This point might seem silly, but surely a very 'sensible' alternative OS
would be a very *cheap* Windows XP, with very cheap Office or Works
versions? If Windows XP were sold at the price it usually commands in
pirate markets, it would be perfectly OK. So doesn't it make just as
much sense to pressure M$ for the equivalent of educational licences, or
simply donated software? The demand would be for a more appropriate
pricing structure, and would be similar to demanding that drug companies
allow or produce very cheap generic versions of drugs that are essential
to lives in poor countries.

I tend to get worried (particularly as an ethnographer) when I see the
word 'only' used in these discussions - there may seem to be only one
solution *technologically*, but there are always multiple political and
economic strategies, and Linux is 'only' one of these.
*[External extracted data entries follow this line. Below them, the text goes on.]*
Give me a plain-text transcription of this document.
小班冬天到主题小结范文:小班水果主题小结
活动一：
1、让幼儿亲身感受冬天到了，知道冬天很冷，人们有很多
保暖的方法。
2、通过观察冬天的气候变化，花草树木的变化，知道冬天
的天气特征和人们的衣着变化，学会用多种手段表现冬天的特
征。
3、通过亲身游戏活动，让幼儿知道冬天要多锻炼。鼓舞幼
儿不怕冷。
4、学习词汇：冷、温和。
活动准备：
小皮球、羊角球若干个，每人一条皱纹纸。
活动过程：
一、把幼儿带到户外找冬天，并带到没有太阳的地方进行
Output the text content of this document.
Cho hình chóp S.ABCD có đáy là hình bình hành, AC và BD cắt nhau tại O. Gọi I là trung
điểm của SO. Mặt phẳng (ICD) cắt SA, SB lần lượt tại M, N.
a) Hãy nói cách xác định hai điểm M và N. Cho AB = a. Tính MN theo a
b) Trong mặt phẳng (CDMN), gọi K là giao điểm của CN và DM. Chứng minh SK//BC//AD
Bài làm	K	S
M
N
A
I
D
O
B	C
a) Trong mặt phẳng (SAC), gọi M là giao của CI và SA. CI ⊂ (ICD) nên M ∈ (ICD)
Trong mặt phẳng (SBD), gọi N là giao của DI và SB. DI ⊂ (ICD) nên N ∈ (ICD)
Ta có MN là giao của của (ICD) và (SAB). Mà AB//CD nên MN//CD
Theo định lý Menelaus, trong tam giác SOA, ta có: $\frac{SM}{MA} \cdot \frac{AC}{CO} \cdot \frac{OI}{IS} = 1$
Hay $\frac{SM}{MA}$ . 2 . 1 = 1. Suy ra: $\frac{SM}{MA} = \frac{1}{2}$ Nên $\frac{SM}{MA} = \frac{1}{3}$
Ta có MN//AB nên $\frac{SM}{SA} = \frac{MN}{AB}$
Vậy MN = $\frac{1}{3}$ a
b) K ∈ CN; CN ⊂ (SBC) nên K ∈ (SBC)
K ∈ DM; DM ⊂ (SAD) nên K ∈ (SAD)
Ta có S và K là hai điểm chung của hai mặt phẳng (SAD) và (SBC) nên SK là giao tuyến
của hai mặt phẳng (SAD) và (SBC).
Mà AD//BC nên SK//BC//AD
Linux makes sense
for example in India which has the resources (huge population, armies of
software engineers, vast internal market, etc) to generate bespoke open
source solutions; it makes bugger all sense in small countries like
Ghana (where I am doing research at the moment), which do not have these
resources and which - moreover - are most concerned to develop globally
valued computer skills, which usually means MS skills. Their priority is
not to take on MS and ditch it because it is a nasty and exploitative
multinational but rather to develop appropriate ICT resources. The key
demand is *cheap* OS and software; the preference would be cheap MS
software. And let's not forget the very expensive overheads of
developing the kind of northern hacker culture capable of supporting
Linux in small countries like these - it simply does not exist there
whereas MS skills are already abundant.

I've got nothing against Linux, by the way, though I - like many other
people - don't have the time or commitment to undergo the reskilling and
retooling it would involve for me to use it. What I distrust is the
presentation of any particular technology as a unique solution to any
real world problem. We've been down that road far too many times
before....

Don

_______________________________________________

Don Slater
Reader in Sociology, London School of Economics

Houghton Street, London WC2A 2AE
Tel: +44 (020) 7849 4653
Fax: +44 (020) 7955 7405

  http://homepages.gold.ac.uk/slater
______________________________________________

  
On 3/2/05, Edward Cherlin <[EMAIL PROTECTED]> wrote:
 
> The only OS that actually makes sense for the poor is Linux. Free
> Software that can be adapted to any language and to any set of cultural
> and legal requirements without waiting for a vendor is essential.
> 
> The Simputers use Linux. Microsoft has effectively taken over the
> Grameen Foundation USA's Village Computing Project.